In vitro embryo production
In vitro fertilization (IVF) and embryo culture were carried out according to a previously described procedure (Khatun et al. 2020). Briefly, frozen semen was thawed by immersing the straw in warm water (37 °C) for 20 s. Spermatozoa were washed by centrifugation (800g for 10 min) in 90% (v/v) percoll solution (GE Healthcare). After removing the supernatant, the pellet was diluted with IVF100 solution (Research Institute for the Functional Peptides, Yamagata, Japan) and centrifuged at 600g for 5 min. The spermatozoa pellet was then diluted with IVF100 to prepare a final sperm-cell concentration of 5.0 × 106 sperm/ml. Following IVM, COCs were washed three times with IVF100, and IVF was performed at 38.5 °C in 5% CO2 in air under humidified conditions for 6 h (25 oocytes per 100 μl sperm drop covered with liquid paraffin). After IVF, cumulus cells were removed mechanically by pipetting in CR1aa medium containing 5% FBS, and putative zygotes with polar bodies were placed into microdrops (20–25 zygotes per 50 μl drop) of CR1aa medium supplemented with 5% (v/v) FBS. The drops were then covered with liquid paraffin and cultured at 38.5 °C in a humidified atmosphere of 5% O2 and 5% CO2 and balanced with N2 through Day 8 (Day 0 represented the day of insemination).
Each trial of experiment run was accompanied by parallel control and same cultural conditions. For each experiment, at least three independent replicates were performed unless specified otherwise. The results are presented as the mean ± standard error (S.E.M.). All data were analyzed using analysis of variance (ANOVA) followed by Tukey–Kramer multiple comparison test. All percentage data were arcsine transformed prior to statistical analysis. A value of P < 0.05 and P < 0.01 was considered to be statistically significant.

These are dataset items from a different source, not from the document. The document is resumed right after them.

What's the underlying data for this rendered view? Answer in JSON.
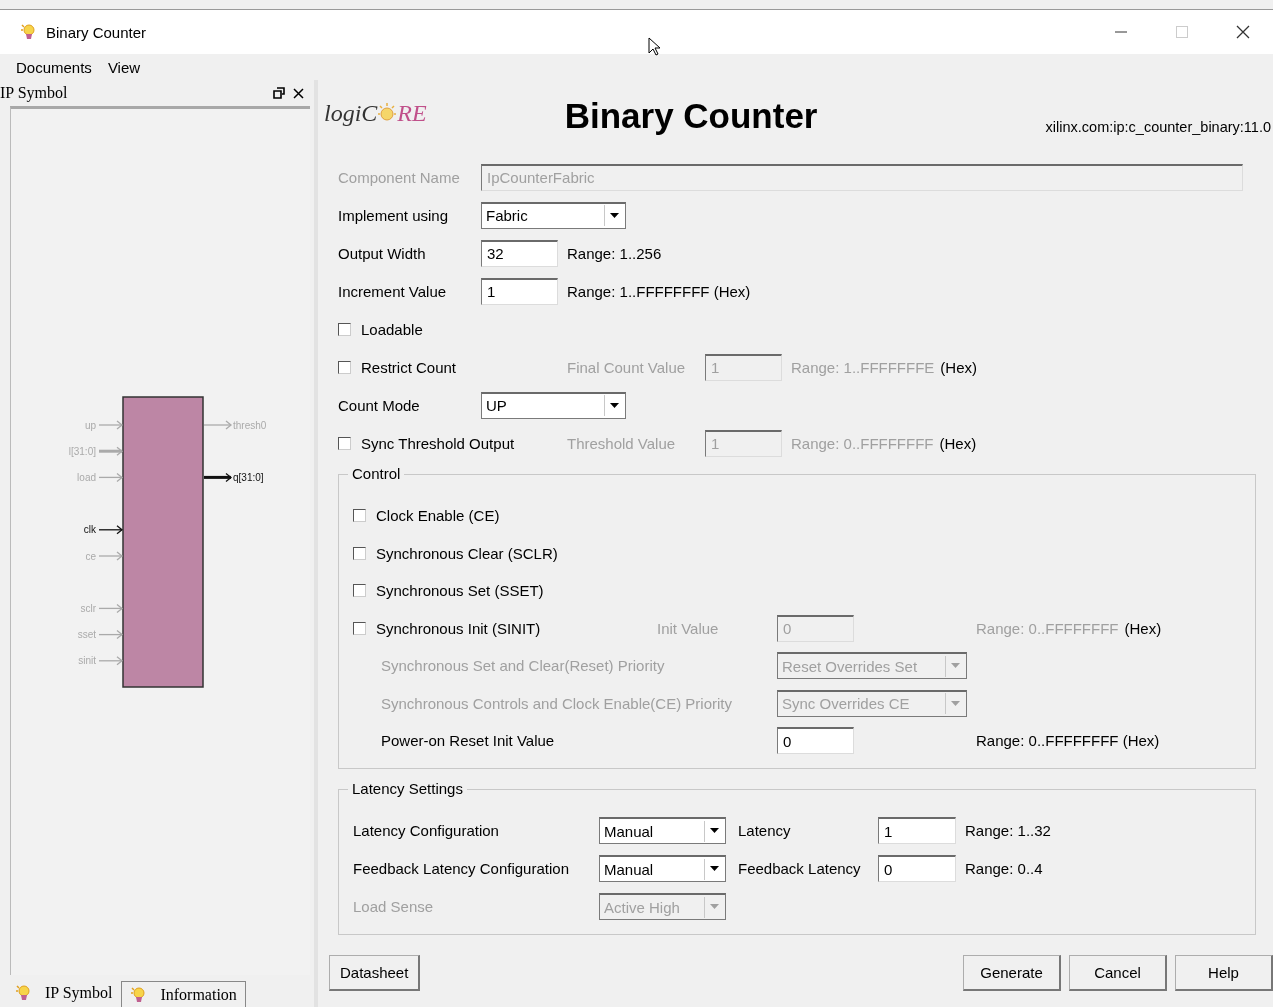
{
  "window": {
    "title": "Binary Counter"
  },
  "menu": [
    "Documents",
    "View"
  ],
  "side_panel": {
    "title": "IP Symbol",
    "inputs": [
      {
        "name": "up",
        "active": false,
        "bus": false
      },
      {
        "name": "l[31:0]",
        "active": false,
        "bus": true
      },
      {
        "name": "load",
        "active": false,
        "bus": false
      },
      {
        "name": "clk",
        "active": true,
        "bus": false
      },
      {
        "name": "ce",
        "active": false,
        "bus": false
      },
      {
        "name": "sclr",
        "active": false,
        "bus": false
      },
      {
        "name": "sset",
        "active": false,
        "bus": false
      },
      {
        "name": "sinit",
        "active": false,
        "bus": false
      }
    ],
    "outputs": [
      {
        "name": "thresh0",
        "active": false,
        "bus": false
      },
      {
        "name": "q[31:0]",
        "active": true,
        "bus": true
      }
    ],
    "tabs": [
      {
        "label": "IP Symbol",
        "selected": true
      },
      {
        "label": "Information",
        "selected": false
      }
    ]
  },
  "header": {
    "logo_parts": [
      "logiC",
      "RE"
    ],
    "title": "Binary Counter",
    "vlnv": "xilinx.com:ip:c_counter_binary:11.0"
  },
  "options": [
    {
      "kind": "text",
      "label": "Component Name",
      "value": "IpCounterFabric",
      "disabled": true
    },
    {
      "kind": "dropdown",
      "label": "Implement using",
      "value": "Fabric",
      "disabled": false
    },
    {
      "kind": "number",
      "label": "Output Width",
      "value": "32",
      "range": "Range: 1..256",
      "disabled": false
    },
    {
      "kind": "number",
      "label": "Increment Value",
      "value": "1",
      "range": "Range: 1..FFFFFFFF (Hex)",
      "disabled": false
    },
    {
      "kind": "checkbox",
      "label": "Loadable",
      "checked": false
    },
    {
      "kind": "checkbox",
      "label": "Restrict Count",
      "checked": false,
      "sub": {
        "label": "Final Count Value",
        "value": "1",
        "range": "Range: 1..FFFFFFFE",
        "hex": "(Hex)",
        "disabled": true
      }
    },
    {
      "kind": "dropdown",
      "label": "Count Mode",
      "value": "UP",
      "disabled": false
    },
    {
      "kind": "checkbox",
      "label": "Sync Threshold Output",
      "checked": false,
      "sub": {
        "label": "Threshold Value",
        "value": "1",
        "range": "Range: 0..FFFFFFFF",
        "hex": "(Hex)",
        "disabled": true
      }
    }
  ],
  "control": {
    "title": "Control",
    "rows": [
      {
        "kind": "checkbox",
        "label": "Clock Enable (CE)",
        "checked": false
      },
      {
        "kind": "checkbox",
        "label": "Synchronous Clear (SCLR)",
        "checked": false
      },
      {
        "kind": "checkbox",
        "label": "Synchronous Set (SSET)",
        "checked": false
      },
      {
        "kind": "checkbox",
        "label": "Synchronous Init (SINIT)",
        "checked": false,
        "sub": {
          "label": "Init Value",
          "value": "0",
          "range": "Range: 0..FFFFFFFF",
          "hex": "(Hex)",
          "disabled": true
        }
      },
      {
        "kind": "dropdown",
        "label": "Synchronous Set and Clear(Reset) Priority",
        "value": "Reset Overrides Set",
        "disabled": true
      },
      {
        "kind": "dropdown",
        "label": "Synchronous Controls and Clock Enable(CE) Priority",
        "value": "Sync Overrides CE",
        "disabled": true
      },
      {
        "kind": "number",
        "label": "Power-on Reset Init Value",
        "value": "0",
        "range": "Range: 0..FFFFFFFF (Hex)",
        "disabled": false
      }
    ]
  },
  "latency": {
    "title": "Latency Settings",
    "rows": [
      {
        "label": "Latency Configuration",
        "value": "Manual",
        "disabled": false,
        "sub": {
          "label": "Latency",
          "value": "1",
          "range": "Range: 1..32"
        }
      },
      {
        "label": "Feedback Latency Configuration",
        "value": "Manual",
        "disabled": false,
        "sub": {
          "label": "Feedback Latency",
          "value": "0",
          "range": "Range: 0..4"
        }
      },
      {
        "label": "Load Sense",
        "value": "Active High",
        "disabled": true
      }
    ]
  },
  "buttons": [
    {
      "label": "Datasheet"
    },
    {
      "label": "Generate"
    },
    {
      "label": "Cancel"
    },
    {
      "label": "Help"
    }
  ]
}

Rapamycin improves oocytes meiotic maturation and subsequent embryos development
At first, we examined the effect of different concentration of rapamycin (0, 1, 10, and 100 nM) on nuclear maturation of oocytes (Table 1). The result showed that only IVM with 1 nM rapamycin significantly increased the percentage of oocytes that progressed to Metaphase II (MII) stage as compared with control group (90.1 ± 1.5 vs. 81.2 ± 2.5; P < 0.01). In contrast, no significant difference found in the rates of GV, GVBD and Metaphase I (MI) -stage of oocytes among the groups (Table 1). Accordingly, as shown in Fig. 1, IVM with 1 nM rapamycin significantly increased the percentage of blastocysts yield (47.6 ± 2.2 vs. 41.5 ± 1.9; P < 0.05) compared to control group. However, the rate of blastocysts formation was decreased by the maximum concentration (100 nM) of rapamycin during IVM (P < 0.05; Fig. 1b). However, no significant difference was found in the embryo cleavage rate among the groups (Fig. 1a). Based on these findings, the following experiments were performed using 1 nM rapamycin as a suitable concentration.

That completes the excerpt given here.